Rio Salado College has developed a new investigator hybrid course to local police officers that teaches them a new set of skills while offering them flexibility at the same time.
The investigator classes include lessons including but not limited to crime scene management, investigative report writing, interview and interrogation, search warrants and court orders.
The course is a blend of in-person and online classes. In person sessions take place from 4:30 to 9 p.m.
Only two in-person courses are left in order to accommodate officers who work in surrounding counties. They are to take place Oct. 15 and Dec. 10. Each class is taken at Communiversity at Queen Creek. These are closed to the general public.
Officers pay $84 per credit hour, plus a $15 registration fee per semester. Generally, officers pay up front but depending on the agency, officers may be reimbursed.
Angela Kwan, faculty chair at Rio Salado College, explained how the course helps Phoenix police agencies with training.
“Rio Salado College has a very unique partnership with many of the police agencies in the Valley, including the Arizona Post and the academy, the Arizona law enforcement Academy,” she said. “So if there is a need for them to develop training and offer it but they can’t put it on themselves because it may be cost intensive and man power intensive, that’s where we can come in and say well we can develop the class and offer it. Students can pay tuition and they would get the training. Then there is no cost to the city unless there is some tuition reimbursement.”
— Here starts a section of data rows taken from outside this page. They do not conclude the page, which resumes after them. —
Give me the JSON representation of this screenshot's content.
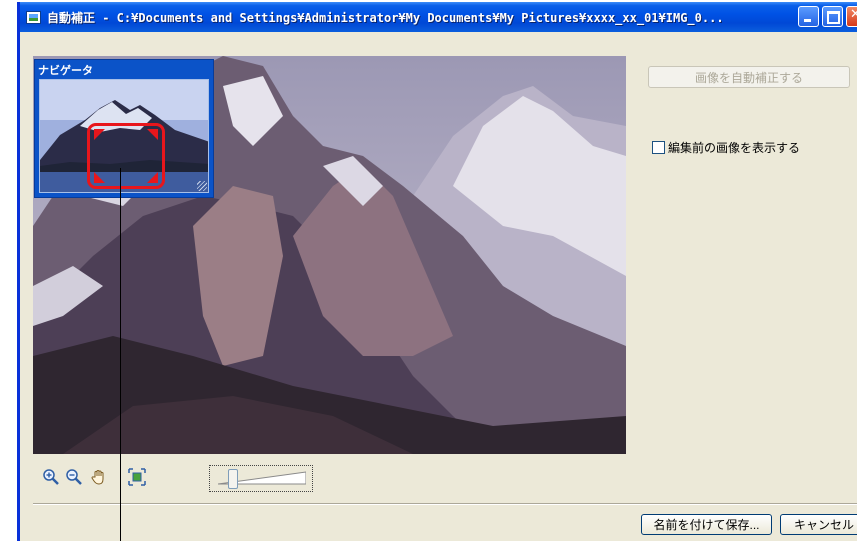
{
  "window": {
    "title": "自動補正 - C:¥Documents and Settings¥Administrator¥My Documents¥My Pictures¥xxxx_xx_01¥IMG_0..."
  },
  "navigator": {
    "title": "ナビゲータ"
  },
  "sidebar": {
    "auto_correct_button": "画像を自動補正する",
    "show_original_label": "編集前の画像を表示する",
    "show_original_checked": false
  },
  "toolbar": {
    "icons": [
      "zoom-in-icon",
      "zoom-out-icon",
      "hand-pan-icon",
      "fit-to-window-icon"
    ]
  },
  "footer": {
    "save_as_label": "名前を付けて保存...",
    "cancel_label": "キャンセル"
  },
  "colors": {
    "titlebar": "#0052E5",
    "navigator": "#0B53C8",
    "viewport_marker": "#E8161C",
    "dialog_bg": "#ECE9D8"
  }
}
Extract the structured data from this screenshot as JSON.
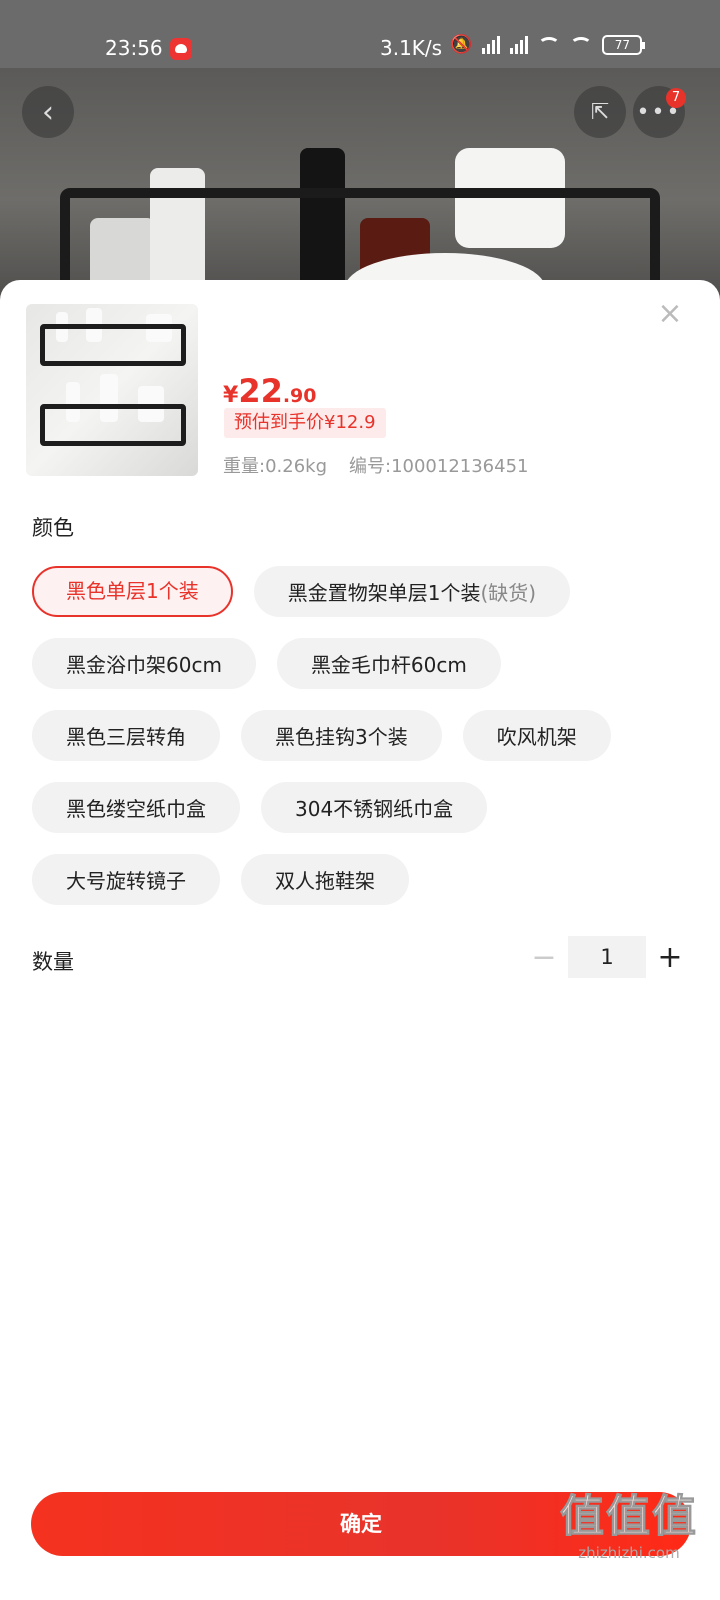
{
  "status_bar": {
    "time": "23:56",
    "net_speed": "3.1K/s",
    "battery": "77"
  },
  "hero": {
    "notification_count": "7"
  },
  "product": {
    "currency": "¥",
    "price_int": "22",
    "price_dec": ".90",
    "estimated_price": "预估到手价¥12.9",
    "weight": "重量:0.26kg",
    "sku": "编号:100012136451"
  },
  "color_section": {
    "title": "颜色",
    "options": [
      {
        "label": "黑色单层1个装",
        "tag": "",
        "selected": true
      },
      {
        "label": "黑金置物架单层1个装",
        "tag": "(缺货)",
        "selected": false
      },
      {
        "label": "黑金浴巾架60cm",
        "tag": "",
        "selected": false
      },
      {
        "label": "黑金毛巾杆60cm",
        "tag": "",
        "selected": false
      },
      {
        "label": "黑色三层转角",
        "tag": "",
        "selected": false
      },
      {
        "label": "黑色挂钩3个装",
        "tag": "",
        "selected": false
      },
      {
        "label": "吹风机架",
        "tag": "",
        "selected": false
      },
      {
        "label": "黑色缕空纸巾盒",
        "tag": "",
        "selected": false
      },
      {
        "label": "304不锈钢纸巾盒",
        "tag": "",
        "selected": false
      },
      {
        "label": "大号旋转镜子",
        "tag": "",
        "selected": false
      },
      {
        "label": "双人拖鞋架",
        "tag": "",
        "selected": false
      }
    ]
  },
  "quantity": {
    "title": "数量",
    "minus": "−",
    "value": "1",
    "plus": "+"
  },
  "confirm_label": "确定",
  "watermark": {
    "logo": "值值值",
    "url": "zhizhizhi.com"
  },
  "colors": {
    "accent": "#e8332b",
    "chip_bg": "#f2f2f2"
  }
}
This class used to be taught solely in person, 17 weeks of training, one time a week the officers would come to the class. With the hybrid course, officers as far as Tucson are making the trip to be involved with in-person class. However, before this was even possible, police agencies help the training themselves.
“Many, many years ago the Phoenix Police Department used to have an 80-hour course within two weeks and it’s a similar course that we teach today,” Kwan said. “They would take a group of officers aspiring to be detectives, 30 to 40 officers put them in a classroom for two weeks. This would contain a dozen or so different instructors. It kind of got to be a little man power intensive, that’s when they partnered with Rio Salado College.”
The professor of the course is Paul Dalton with the Phoenix Police Department, who is highly qualified to teach it, according to Kwan.
“He’s been with the Phoenix department for over 20 years,” she said. “He’s been a homicide detective well over 15 years. He is also the president of the Arizona Homicide Investigators Association. So he is pretty well-rounded.”
As the course has already had its first in-person class and time to work online, the hybrid course has received some feedback from students. Kwan discussed what she has heard from the instructor regarding the difficulty level.
“The hybrid can be a little bit tougher for students,” Kwan said. “I’m not saying the in-person class is easier but with a lot of our online courses, all the flexibility meets the needs of many students. The students themselves have to be structured and disciplined on their own to make sure they finish their assignments on time.”
Two portions of the class include a mock crime scene case as well as a mock trial; these lessons make it difficult to develop the investigative course solely online. Kwan said Rio Salado College is figuring how to work around making these portions available online.
• Ryan Santistevan, a sophomore at the Arizona State University Walter Cronkite School of Journalism and Mass Communication, is an intern for the East Valley Tribune and Ahwatukee Foothills News.